Data typeWhy it may be long-lived
Medical recordsSensitive for many years and often hard to replace or withdraw.
Identity documentsUseful for fraud, impersonation, and long-term personal risk.
Legal archivesContracts and disputes can remain relevant for years.
Industrial designsProduct and engineering value may last across long development cycles.
M&A materialSensitive before, during, and after a transaction.
Employee recordsMay contain identity, payroll, health, or legal information.

Practical Example

Situation

Long-lived data across ordinary systems

A company stores confidential legal documents, employee records, and product designs.

It also uses:

VPNs for remote accessTLS connections for web portalscloud storage for shared documentsSaaS platforms for business processessupplier portals for collaborationbackups and long-term archivesidentity systems for access control
What to check

Useful first questions

  • Which data would still be sensitive in ten years?
  • Where is that data copied, synced, backed up, or shared?
  • Which systems protect that data in transit or at rest?
  • Which systems use public-key cryptography?
  • Which systems are controlled by vendors?
  • Which systems would be difficult to upgrade quickly?
Practical outcome

The answer does not need to be perfect at the beginning.

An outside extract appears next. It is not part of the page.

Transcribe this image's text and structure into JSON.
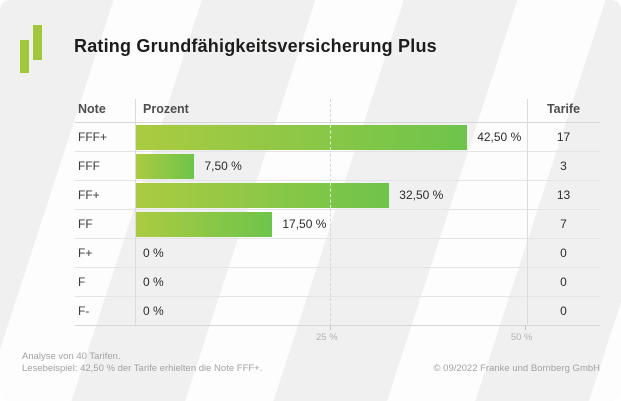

The useful first step is to identify the data and systems that deserve earlier review.

Common Misunderstanding

“We can wait until quantum computers are available.”

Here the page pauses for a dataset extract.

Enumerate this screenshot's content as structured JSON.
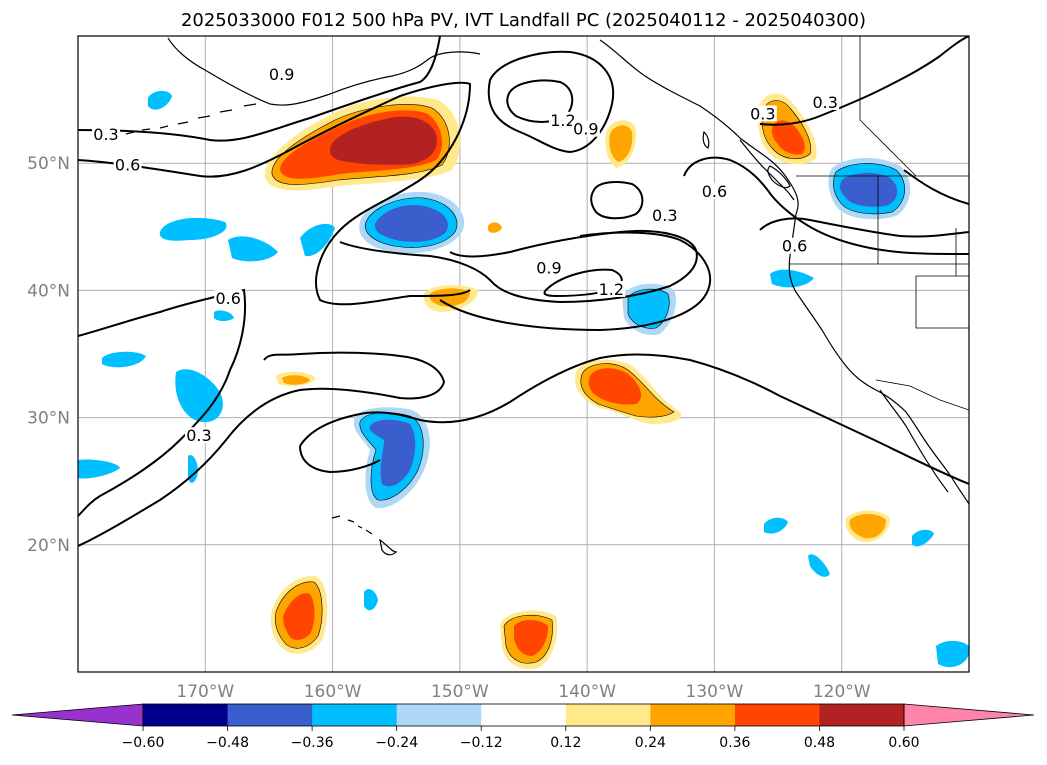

For some data, waiting may be acceptable. For long-lived sensitive data and slow-to-change systems, planning needs to start earlier because the data can be copied now and migration can take years.

What to Remember

One-Sentence Summary

Harvest Now, Decrypt Later is the risk that encrypted data stolen today may become readable in the future while it is still sensitive.

Three Key Points

  • The key issue is data confidentiality lifetime.
  • Mosca-style risk thinking connects data lifetime, migration time, and future quantum capability.
  • Readiness starts by finding where long-lived sensitive data moves and which systems protect it.